| GUTTER REPAIRS
Gutters and downspouts drain the water shed
by a roof away from the house. Without them, water would sit on
the roof or run down the walls, cracking your paint and otherwise
damaging your siding. Water can also cause window frames to swell
and decay over time and undermine the your house’s foundation.
Gutters are troughs that run along your
house’s eaves and slope toward downspouts. They may be made
of wood, aluminum, galvanized sheet metal, copper, or vinyl. Extruded
"seamless" aluminum gutters are one of the most popular
professionally installed types today; these are fabricated on site.

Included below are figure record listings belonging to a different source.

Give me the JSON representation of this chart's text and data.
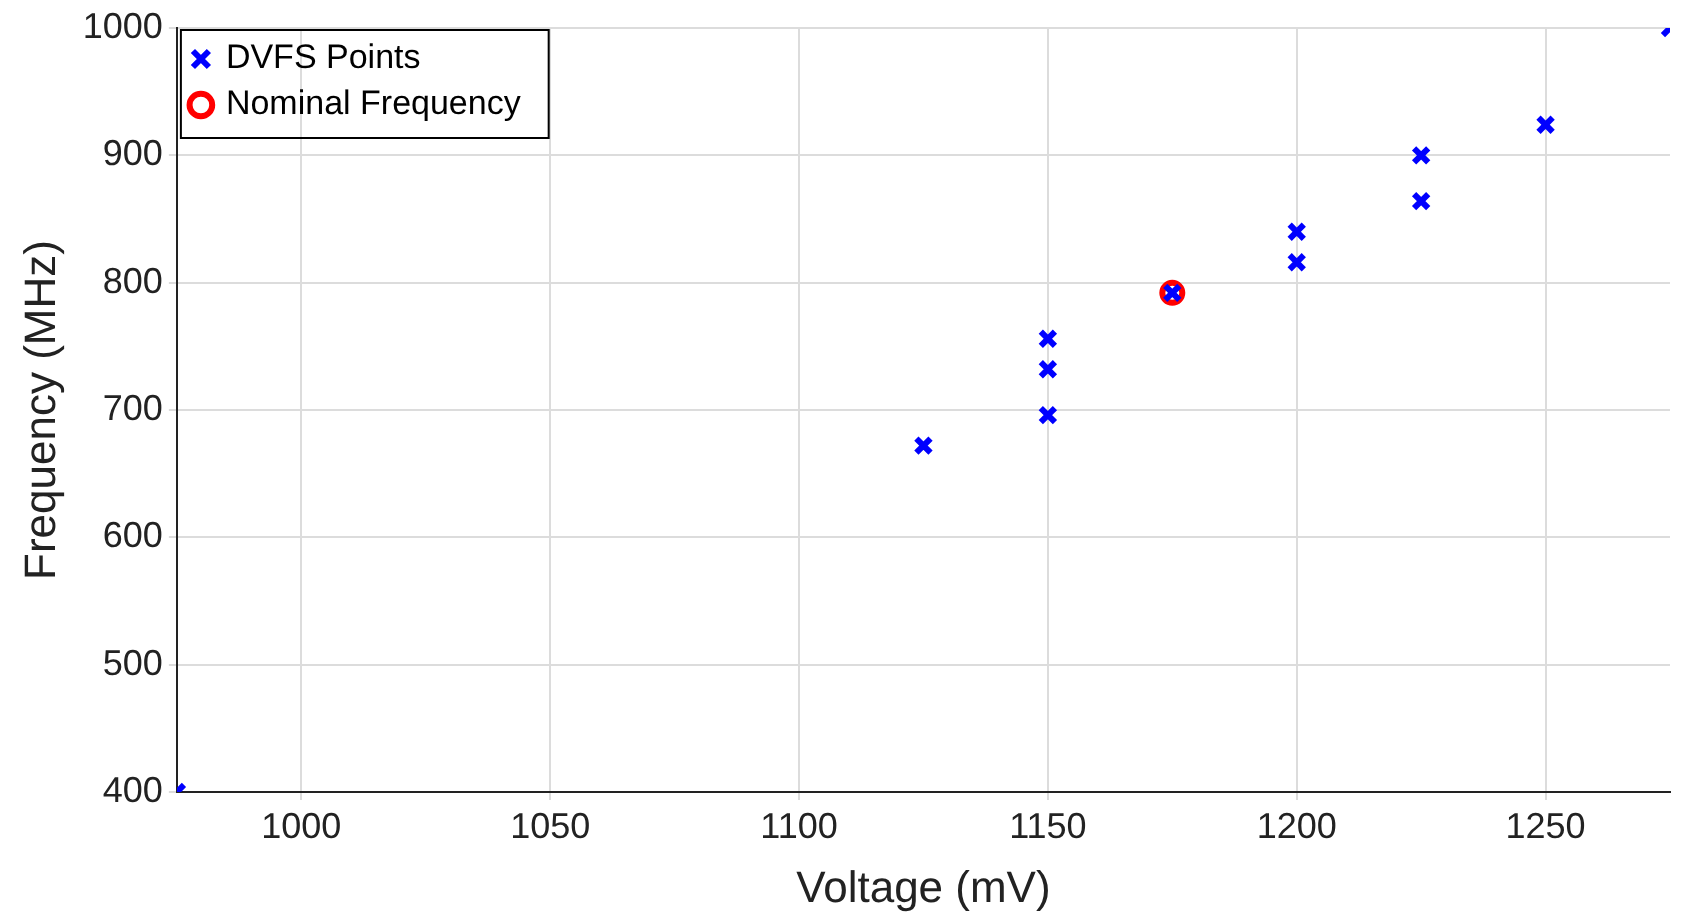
{
  "chart_data": {
    "type": "scatter",
    "xlabel": "Voltage (mV)",
    "ylabel": "Frequency (MHz)",
    "xlim": [
      975,
      1275
    ],
    "xticks": [
      1000,
      1050,
      1100,
      1150,
      1200,
      1250
    ],
    "ylim": [
      400,
      1000
    ],
    "yticks": [
      400,
      500,
      600,
      700,
      800,
      900,
      1000
    ],
    "grid": true,
    "legend": "top left",
    "series": [
      {
        "name": "DVFS Points",
        "color": "#0000ff",
        "marker": "cross",
        "x": [
          975,
          1125,
          1150,
          1150,
          1150,
          1175,
          1200,
          1200,
          1225,
          1225,
          1250,
          1275
        ],
        "values": [
          400,
          672,
          696,
          732,
          756,
          792,
          816,
          840,
          864,
          900,
          924,
          1000
        ]
      },
      {
        "name": "Nominal Frequency",
        "color": "#ff0000",
        "marker": "circle",
        "x": [
          1175
        ],
        "values": [
          792
        ]
      }
    ]
  }
}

Do-it-yourselfers generally opt for vinyl systems—10-foot
sections that are joined by a range of fittings—because they’re
easy to put together.
Be sure your downspouts expel water well
away from your house. If necessary, add downspout extenders that
run horizontally and carry the water away from the house. Also consider
concrete or plastic splashblocks, slightly sloped and extending
away from the house at least 4 feet.
Most original guttering in houses from the
Georgian period until the 1960s was in cast iron. Some was in lead.
The advantages are that:
it is strong
if kept painted it resists corrosion
it has a very long life; 100 years can be achieved
It can be refurbished. Be warned that cast iron is heavy; if you
have to remove a section, scaffolding is recommended.

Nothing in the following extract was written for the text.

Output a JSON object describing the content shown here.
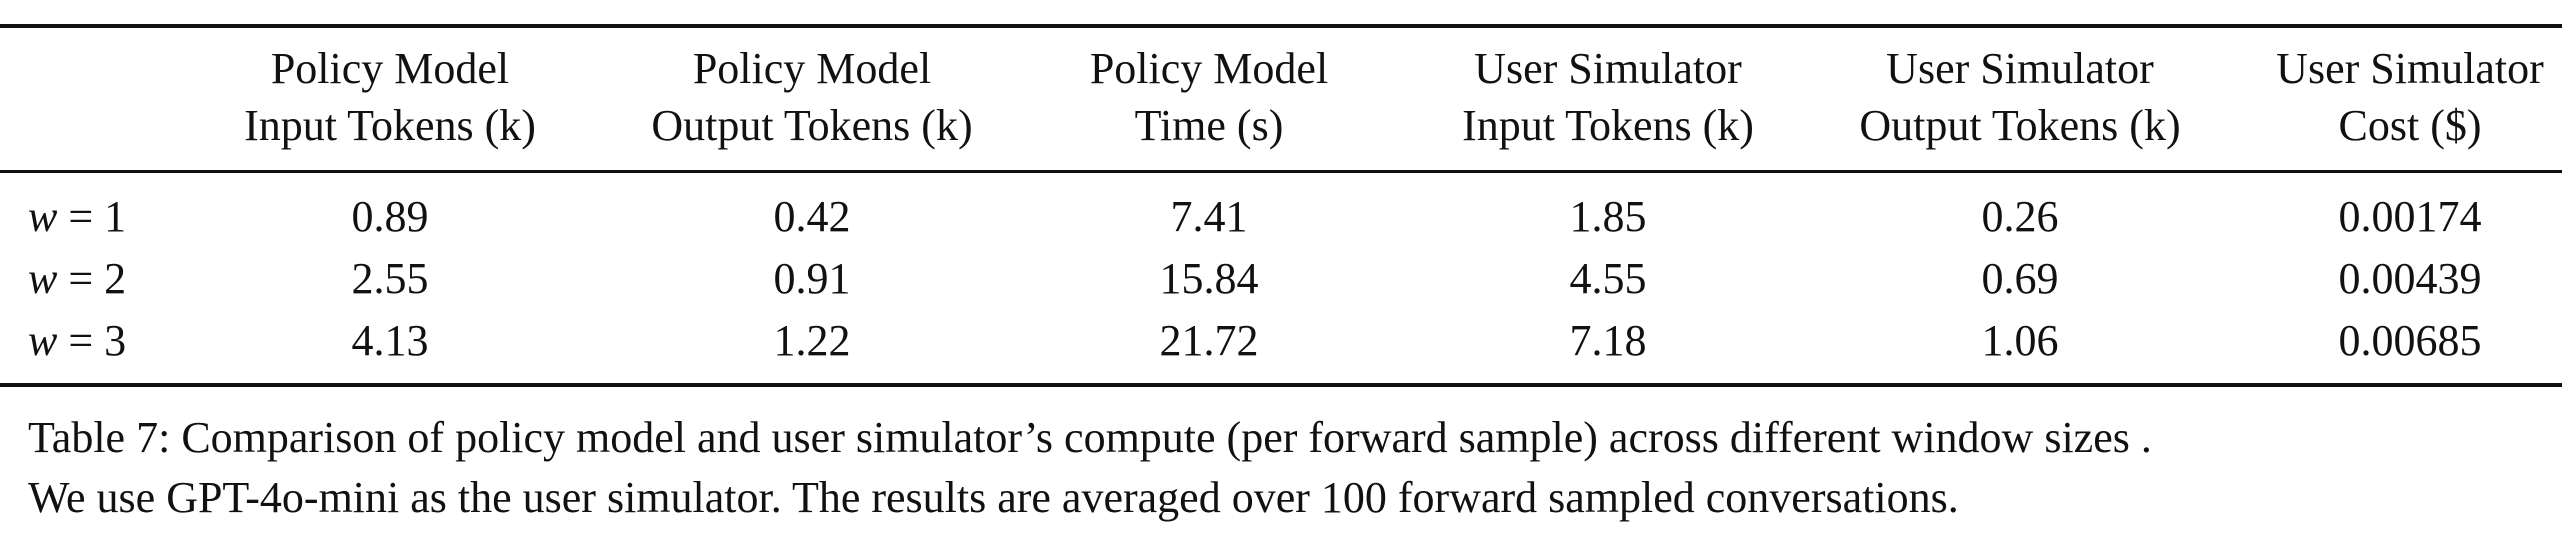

Typical problems are surface rust, splits
and leaking joints.
To deal with minor rust and small splits,
strip the paint in the area of the damage, chip off the loose rust
and then use a two-part epoxy filler. Protect any bare metal with
primer, rubber-based undercoat and two coats of gloss as soon as
possible.
With major splits, you really have to replace
the damaged component. Look for a salvaged part or contact a company
making new cast iron gutters.
To solve a leaky joint, use a hacksaw to
cut the bolts so you can separate the pieces. Clean the joint and
re-assemble again with a sealant. Repaint as soon as possible.